Николай Анастасьев
Двойное видение на глубинах: Френсис Скотт Фицджеральд


Окидывая общим взглядом стремительную, недолгую, всего 44 года, жизнь Френсиса Скотта Фицджеральда, сразу замечаешь две вещи.

Во-первых, он был поразительно талантлив. Кажется, просто не мог взять фальшивой ноты. Даже занимаясь поденщиной, сочиняя вроде исключительно ради заработка, Фицджеральд писал великолепно. Ничтожен сюжет и, как в комиксе, стандартны персонажи, но письмо, именно письмо, то есть порядок слов на бумаге, выше всяких похвал.

Бывает, читаешь книгу, и благоговеешь: нет, так не бывает, такого просто не может быть, вот она, печать гения.

Это Толстой, презиравший норму, и это Пруст, ее устанавливающий.

А бывает ощущение прямо противоположное: господи, до чего же просто, и я бы так мог, и любой.

Это Тургенев «Записок охотника», это Чехов и Киплинг.

И это Скотт Фицджеральд.

Чтобы из стоящей пред Сваном вазочки с пирожными «мадлен» соткался весь городок его детства и чтобы он одновременно был и не был, оставаясь лишь паутинным видением, — нет, такого не придумаешь и так слова не составишь. А вот так — почему бы и нет:

«У Дэзи нескромный голос, — заметил я. — В нем звенит… — Я запнулся.

— В нем звенят деньги, — неожиданно сказал он.

Ну конечно же. Как я не понял раньше. Деньги звенели в этом голосе — вот что так пленяло в его бесконечных переливах, звон металла, победная песнь кимвал».

Разумеется, простота эта кажущаяся, и пожелай Фицджеральд написать книгу, которая, как мечтал еще Флобер, держалась бы сама по себе, одной лишь силой стиля, — сумел бы, честное слово, сумел. При том, что стиль этот, как мы только что заметили, совершенно себя не обнаруживает; не обнаруживает и уж точно не демонстрирует — но завораживает неуклонно. Магнетизм у этого писателя колоссальный, и недаром Хемингуэй, по-моему, с некоторой завистью, говорил, что талант Фицджеральда подобен пыльце на крыльях бабочки — никто ведь не задумывается, откуда она взялась, красиво — и все.

Однако же, как ни печально это признавать, талант нечасто приносит читательскую любовь. Богом, да, стать можно — со временем, как и положено. Гомер. Вергилий. Шекспир. Гете. Толстой. Достоевский. Джойс.

Но кумиром — никогда.

Между тем Скотт Фицджеральд — именно кумир, это как раз и есть вторая особенность его биографии.

Причем, как ни странно, кумир того самого послевоенного, то есть как будто персонально за Хемингуэем «закрепленного», поколения.

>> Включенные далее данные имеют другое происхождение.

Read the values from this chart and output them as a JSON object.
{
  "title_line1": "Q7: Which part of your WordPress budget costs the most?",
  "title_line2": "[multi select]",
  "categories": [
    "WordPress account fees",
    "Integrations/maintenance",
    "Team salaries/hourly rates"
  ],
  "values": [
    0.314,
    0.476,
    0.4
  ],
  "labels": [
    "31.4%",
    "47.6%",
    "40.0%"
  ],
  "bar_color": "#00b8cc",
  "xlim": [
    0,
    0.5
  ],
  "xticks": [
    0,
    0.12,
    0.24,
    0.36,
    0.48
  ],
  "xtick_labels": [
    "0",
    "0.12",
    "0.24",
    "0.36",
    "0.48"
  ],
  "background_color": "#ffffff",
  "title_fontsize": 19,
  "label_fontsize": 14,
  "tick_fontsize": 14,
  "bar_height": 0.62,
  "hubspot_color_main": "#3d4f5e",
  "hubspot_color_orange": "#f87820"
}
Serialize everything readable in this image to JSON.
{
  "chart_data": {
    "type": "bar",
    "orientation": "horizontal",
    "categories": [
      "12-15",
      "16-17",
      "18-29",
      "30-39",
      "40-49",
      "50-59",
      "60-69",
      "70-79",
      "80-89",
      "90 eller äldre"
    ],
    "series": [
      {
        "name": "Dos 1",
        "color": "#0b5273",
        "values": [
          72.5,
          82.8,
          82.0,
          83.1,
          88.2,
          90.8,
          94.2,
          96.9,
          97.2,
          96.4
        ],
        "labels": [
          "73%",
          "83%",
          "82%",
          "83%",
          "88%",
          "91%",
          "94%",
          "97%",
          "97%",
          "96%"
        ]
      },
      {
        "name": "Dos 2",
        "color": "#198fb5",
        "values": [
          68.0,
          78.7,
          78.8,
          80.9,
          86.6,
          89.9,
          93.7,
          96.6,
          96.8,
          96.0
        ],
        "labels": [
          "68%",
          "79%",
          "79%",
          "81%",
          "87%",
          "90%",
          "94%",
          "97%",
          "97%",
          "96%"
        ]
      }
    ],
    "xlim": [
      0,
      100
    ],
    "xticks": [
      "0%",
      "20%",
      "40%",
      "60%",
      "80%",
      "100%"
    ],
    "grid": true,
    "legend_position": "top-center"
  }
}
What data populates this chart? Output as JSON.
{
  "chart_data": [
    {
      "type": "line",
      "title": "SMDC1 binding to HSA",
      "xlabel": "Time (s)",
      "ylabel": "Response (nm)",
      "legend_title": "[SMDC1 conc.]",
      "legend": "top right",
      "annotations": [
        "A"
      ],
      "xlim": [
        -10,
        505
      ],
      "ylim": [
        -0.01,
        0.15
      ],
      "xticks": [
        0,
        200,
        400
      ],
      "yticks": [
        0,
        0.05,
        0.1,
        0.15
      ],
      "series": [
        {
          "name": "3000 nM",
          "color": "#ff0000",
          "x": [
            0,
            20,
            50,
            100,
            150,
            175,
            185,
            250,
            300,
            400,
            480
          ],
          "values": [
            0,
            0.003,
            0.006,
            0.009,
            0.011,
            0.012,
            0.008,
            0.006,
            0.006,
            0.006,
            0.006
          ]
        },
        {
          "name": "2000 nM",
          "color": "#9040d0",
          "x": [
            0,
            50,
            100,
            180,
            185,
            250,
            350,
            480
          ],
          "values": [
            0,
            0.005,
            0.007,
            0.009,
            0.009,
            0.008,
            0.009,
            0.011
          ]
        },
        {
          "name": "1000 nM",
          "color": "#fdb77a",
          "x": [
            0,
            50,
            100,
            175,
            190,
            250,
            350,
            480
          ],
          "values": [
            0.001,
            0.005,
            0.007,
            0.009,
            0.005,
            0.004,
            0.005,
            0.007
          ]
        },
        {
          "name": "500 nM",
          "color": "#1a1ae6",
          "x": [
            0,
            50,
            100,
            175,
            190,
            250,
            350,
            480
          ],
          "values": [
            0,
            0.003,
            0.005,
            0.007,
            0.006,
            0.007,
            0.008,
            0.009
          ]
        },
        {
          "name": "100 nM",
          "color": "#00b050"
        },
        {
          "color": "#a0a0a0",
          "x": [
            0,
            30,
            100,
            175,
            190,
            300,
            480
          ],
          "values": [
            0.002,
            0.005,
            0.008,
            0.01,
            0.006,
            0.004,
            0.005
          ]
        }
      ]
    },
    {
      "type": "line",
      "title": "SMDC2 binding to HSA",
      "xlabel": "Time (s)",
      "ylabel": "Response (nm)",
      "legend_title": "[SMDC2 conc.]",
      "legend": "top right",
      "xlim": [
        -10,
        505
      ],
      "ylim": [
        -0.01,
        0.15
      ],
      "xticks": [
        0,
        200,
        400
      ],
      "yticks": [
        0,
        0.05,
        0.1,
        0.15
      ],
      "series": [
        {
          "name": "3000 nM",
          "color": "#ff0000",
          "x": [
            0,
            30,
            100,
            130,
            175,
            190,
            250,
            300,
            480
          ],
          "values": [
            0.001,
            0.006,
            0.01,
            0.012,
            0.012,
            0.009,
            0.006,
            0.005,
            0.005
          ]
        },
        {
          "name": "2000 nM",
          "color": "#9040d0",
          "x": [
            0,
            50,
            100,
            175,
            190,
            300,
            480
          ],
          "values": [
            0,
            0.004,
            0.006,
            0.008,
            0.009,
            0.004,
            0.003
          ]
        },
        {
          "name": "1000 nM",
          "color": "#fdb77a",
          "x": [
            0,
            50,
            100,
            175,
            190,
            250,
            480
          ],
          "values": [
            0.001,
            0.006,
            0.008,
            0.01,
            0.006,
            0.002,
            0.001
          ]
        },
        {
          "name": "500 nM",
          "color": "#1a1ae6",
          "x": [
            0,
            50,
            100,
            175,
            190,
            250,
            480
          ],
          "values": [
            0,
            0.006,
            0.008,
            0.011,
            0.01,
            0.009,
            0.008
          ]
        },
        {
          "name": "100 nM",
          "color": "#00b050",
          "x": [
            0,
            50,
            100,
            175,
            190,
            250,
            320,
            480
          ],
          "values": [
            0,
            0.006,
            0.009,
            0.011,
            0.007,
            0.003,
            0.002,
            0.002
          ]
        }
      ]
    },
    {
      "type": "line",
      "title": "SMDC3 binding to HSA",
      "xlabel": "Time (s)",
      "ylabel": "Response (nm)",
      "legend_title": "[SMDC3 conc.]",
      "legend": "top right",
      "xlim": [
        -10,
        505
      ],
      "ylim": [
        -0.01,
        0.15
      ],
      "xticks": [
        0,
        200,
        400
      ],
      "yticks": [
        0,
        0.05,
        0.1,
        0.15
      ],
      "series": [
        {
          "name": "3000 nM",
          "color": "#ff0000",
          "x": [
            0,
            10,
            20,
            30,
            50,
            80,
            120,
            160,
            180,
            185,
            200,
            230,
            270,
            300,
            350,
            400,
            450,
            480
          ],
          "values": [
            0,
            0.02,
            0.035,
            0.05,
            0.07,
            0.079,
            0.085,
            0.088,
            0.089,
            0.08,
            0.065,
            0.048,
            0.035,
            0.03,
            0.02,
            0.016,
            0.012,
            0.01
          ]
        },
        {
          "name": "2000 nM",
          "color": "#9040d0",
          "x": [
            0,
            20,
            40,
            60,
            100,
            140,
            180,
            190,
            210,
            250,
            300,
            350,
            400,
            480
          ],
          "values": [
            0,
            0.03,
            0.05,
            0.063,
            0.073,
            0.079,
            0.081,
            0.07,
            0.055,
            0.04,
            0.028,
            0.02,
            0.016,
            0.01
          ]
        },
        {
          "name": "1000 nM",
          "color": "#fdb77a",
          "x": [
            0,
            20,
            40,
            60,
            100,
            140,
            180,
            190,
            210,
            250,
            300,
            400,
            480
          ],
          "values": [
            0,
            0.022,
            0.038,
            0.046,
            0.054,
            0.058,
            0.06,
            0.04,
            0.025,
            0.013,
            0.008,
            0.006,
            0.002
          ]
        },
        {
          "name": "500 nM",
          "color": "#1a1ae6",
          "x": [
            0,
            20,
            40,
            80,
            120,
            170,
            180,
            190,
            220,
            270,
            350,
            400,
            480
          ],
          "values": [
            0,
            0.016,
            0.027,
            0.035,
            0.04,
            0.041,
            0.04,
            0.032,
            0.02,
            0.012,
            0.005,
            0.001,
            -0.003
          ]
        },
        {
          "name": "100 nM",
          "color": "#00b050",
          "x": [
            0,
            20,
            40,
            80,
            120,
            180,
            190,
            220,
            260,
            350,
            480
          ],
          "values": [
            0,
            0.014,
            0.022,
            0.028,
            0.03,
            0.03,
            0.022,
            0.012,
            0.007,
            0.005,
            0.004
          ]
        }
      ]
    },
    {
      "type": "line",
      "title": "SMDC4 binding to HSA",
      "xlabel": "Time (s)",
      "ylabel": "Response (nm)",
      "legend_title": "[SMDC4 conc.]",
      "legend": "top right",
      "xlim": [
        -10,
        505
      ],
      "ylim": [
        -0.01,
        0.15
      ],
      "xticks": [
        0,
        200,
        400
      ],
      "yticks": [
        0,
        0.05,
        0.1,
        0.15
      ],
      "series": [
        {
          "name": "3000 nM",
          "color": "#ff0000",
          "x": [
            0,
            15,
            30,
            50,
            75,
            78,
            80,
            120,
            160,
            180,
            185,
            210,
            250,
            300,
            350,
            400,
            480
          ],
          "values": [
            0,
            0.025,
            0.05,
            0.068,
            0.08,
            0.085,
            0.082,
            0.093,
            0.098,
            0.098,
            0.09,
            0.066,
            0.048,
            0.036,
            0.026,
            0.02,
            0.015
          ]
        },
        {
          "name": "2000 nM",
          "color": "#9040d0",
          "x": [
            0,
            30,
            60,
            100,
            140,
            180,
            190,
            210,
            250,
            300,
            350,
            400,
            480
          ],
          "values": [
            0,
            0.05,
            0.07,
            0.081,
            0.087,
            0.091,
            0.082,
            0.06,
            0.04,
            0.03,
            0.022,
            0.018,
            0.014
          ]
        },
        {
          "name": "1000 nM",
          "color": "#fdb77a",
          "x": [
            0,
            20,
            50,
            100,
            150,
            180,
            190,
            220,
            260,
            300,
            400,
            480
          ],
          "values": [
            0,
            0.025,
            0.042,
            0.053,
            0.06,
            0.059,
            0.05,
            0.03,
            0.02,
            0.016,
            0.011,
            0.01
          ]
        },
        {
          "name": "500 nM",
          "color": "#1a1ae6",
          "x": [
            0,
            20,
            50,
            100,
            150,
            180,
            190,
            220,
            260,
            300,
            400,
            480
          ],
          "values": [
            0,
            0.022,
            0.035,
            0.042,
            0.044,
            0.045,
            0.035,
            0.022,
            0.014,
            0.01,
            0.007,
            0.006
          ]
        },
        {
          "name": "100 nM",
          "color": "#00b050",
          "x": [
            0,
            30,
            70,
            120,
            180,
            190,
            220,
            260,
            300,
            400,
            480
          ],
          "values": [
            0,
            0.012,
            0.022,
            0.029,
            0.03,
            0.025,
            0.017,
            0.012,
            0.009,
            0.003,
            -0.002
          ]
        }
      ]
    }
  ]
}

А может, и не странно.

У всякой медали две стороны, вот и в этом случае комплекс утраты и тоска зеркально, то есть прямо противоположным образом, отразились в карнавале, название которому (и оно прижилось) дал Фицджеральд — век джаза. Позже, когда крайности сойдутся и сольются, взаимно уничтожив себя, зеркальные отображения, он печально промолвит: «Это была самая дорогостоящая оргия в американской истории». Но пока до этого далеко, и Скотт Фицджеральд погружается в атмосферу несколько истерического веселья, сам же одновременно ее творя.

В 1920 году, совсем еще молодым, двадцатичетырехлетним человеком, он выпустил роман «По эту сторону рая», который мгновенно принес ему шумную известность.

Книга, откровенно говоря, не из лучших. То есть написано-то прекрасно, тут сразу и стало ясно, что автор одарен абсолютным, моцартовским, слухом, но все-таки крупная повествовательная форма — это не только выражение, это еще и технология.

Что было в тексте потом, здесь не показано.